Since S is the midpoint of segment RT, this means that SR is equal to ST.
Therefore, we can set up an equation:
3x + 1 = 5x - 3
Simplifying the equation, we get:
2x = 4
Dividing both sides by 2, we find:
x = 2
Now that we have the value of x, we can substitute it back into one of the original expressions to find the measure of segment RT.
Using SR = 3x + 1, we have:
SR = 3(2) + 1
SR = 6 + 1
SR = 7
Therefore, the measure of segment RT is 7.
To find the measure of segment RT, we need to find the value of x first. Since S is the midpoint of segment RT, we know that SR = ST.

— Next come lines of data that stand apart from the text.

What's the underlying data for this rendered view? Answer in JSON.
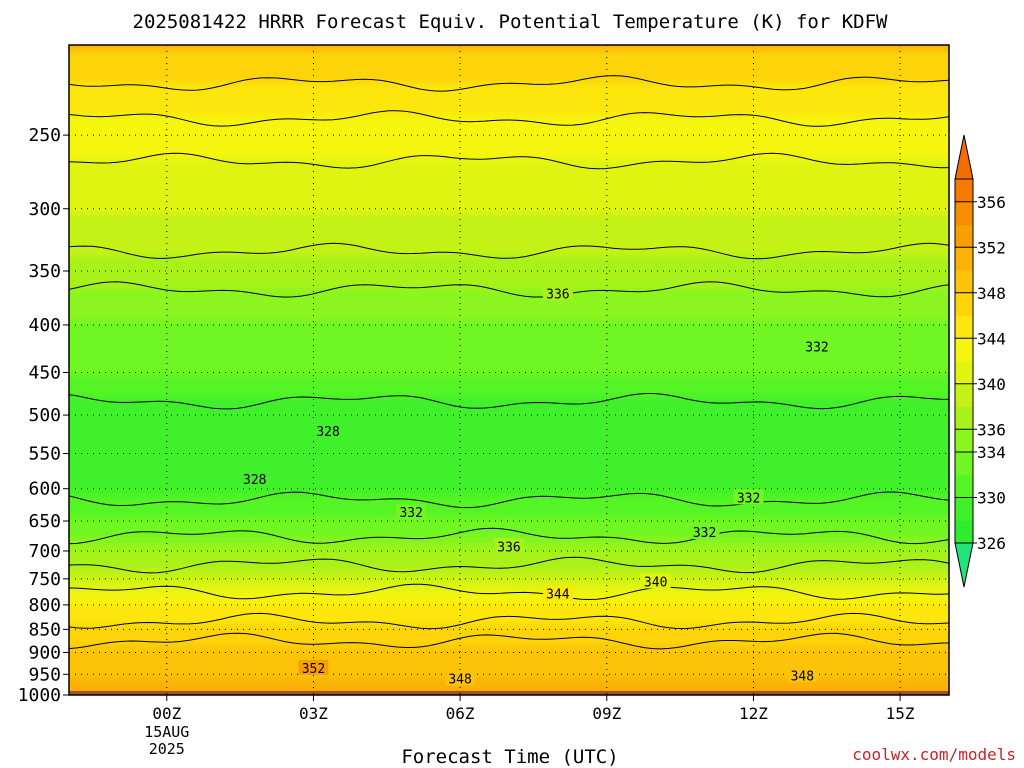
{
  "chart_data": {
    "type": "heatmap",
    "title": "2025081422 HRRR Forecast Equiv. Potential Temperature (K) for KDFW",
    "xlabel": "Forecast Time (UTC)",
    "ylabel": "",
    "x_ticks": [
      {
        "hour": 0,
        "label": "00Z",
        "sub": [
          "15AUG",
          "2025"
        ]
      },
      {
        "hour": 3,
        "label": "03Z",
        "sub": []
      },
      {
        "hour": 6,
        "label": "06Z",
        "sub": []
      },
      {
        "hour": 9,
        "label": "09Z",
        "sub": []
      },
      {
        "hour": 12,
        "label": "12Z",
        "sub": []
      },
      {
        "hour": 15,
        "label": "15Z",
        "sub": []
      }
    ],
    "xlim": [
      -2,
      16
    ],
    "y_scale": "log",
    "y_ticks": [
      250,
      300,
      350,
      400,
      450,
      500,
      550,
      600,
      650,
      700,
      750,
      800,
      850,
      900,
      950,
      1000
    ],
    "ylim": [
      1000,
      200
    ],
    "grid": true,
    "ground_pressure": 990,
    "ground_color": "#a0522d",
    "colorbar": {
      "position": "right",
      "levels": [
        326,
        328,
        330,
        332,
        334,
        336,
        338,
        340,
        342,
        344,
        346,
        348,
        350,
        352,
        354,
        356
      ],
      "labels": [
        326,
        330,
        334,
        336,
        340,
        344,
        348,
        352,
        356
      ],
      "colors": [
        "#2eec2e",
        "#3ff02a",
        "#55f425",
        "#70f622",
        "#8cf41e",
        "#a8f21a",
        "#c4f216",
        "#e0f412",
        "#f5f50e",
        "#fce60c",
        "#fdd40a",
        "#fcc308",
        "#fbb106",
        "#f99f04",
        "#f78d02",
        "#f57b00"
      ],
      "under_color": "#22e27a",
      "over_color": "#f26c00"
    },
    "profile": [
      {
        "p": 200,
        "theta_e": 348
      },
      {
        "p": 250,
        "theta_e": 343
      },
      {
        "p": 300,
        "theta_e": 340
      },
      {
        "p": 350,
        "theta_e": 337
      },
      {
        "p": 400,
        "theta_e": 334
      },
      {
        "p": 450,
        "theta_e": 332
      },
      {
        "p": 500,
        "theta_e": 329
      },
      {
        "p": 550,
        "theta_e": 328
      },
      {
        "p": 600,
        "theta_e": 329
      },
      {
        "p": 650,
        "theta_e": 332
      },
      {
        "p": 700,
        "theta_e": 336
      },
      {
        "p": 750,
        "theta_e": 340
      },
      {
        "p": 800,
        "theta_e": 344
      },
      {
        "p": 850,
        "theta_e": 347
      },
      {
        "p": 900,
        "theta_e": 349
      },
      {
        "p": 950,
        "theta_e": 350
      },
      {
        "p": 1000,
        "theta_e": 350
      }
    ],
    "contour_labels": [
      {
        "value": "336",
        "hour": 8.0,
        "p": 370
      },
      {
        "value": "332",
        "hour": 13.3,
        "p": 422
      },
      {
        "value": "328",
        "hour": 3.3,
        "p": 520
      },
      {
        "value": "328",
        "hour": 1.8,
        "p": 586
      },
      {
        "value": "332",
        "hour": 5.0,
        "p": 636
      },
      {
        "value": "332",
        "hour": 11.9,
        "p": 613
      },
      {
        "value": "332",
        "hour": 11.0,
        "p": 668
      },
      {
        "value": "336",
        "hour": 7.0,
        "p": 692
      },
      {
        "value": "340",
        "hour": 10.0,
        "p": 755
      },
      {
        "value": "344",
        "hour": 8.0,
        "p": 778
      },
      {
        "value": "352",
        "hour": 3.0,
        "p": 935
      },
      {
        "value": "348",
        "hour": 6.0,
        "p": 960
      },
      {
        "value": "348",
        "hour": 13.0,
        "p": 953
      }
    ]
  },
  "credit": "coolwx.com/models"
}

Therefore, we can set up the equation SR = ST and solve for x:
3x + 1 = 5x - 3
To solve this equation, we need to isolate the x term. Let's begin by subtracting 3x from both sides:
1 = 2x - 3
Next, add 3 to both sides:
4 = 2x
Divide both sides by 2:
2 = x
So, we have found that x = 2.
Now that we know the value of x, we can substitute it back into either SR or ST to find the measure of segment RT. Let's use ST:
ST = 5x - 3
ST = 5(2) - 3
ST = 10 - 3
ST = 7
Therefore, the measure of segment RT is 7.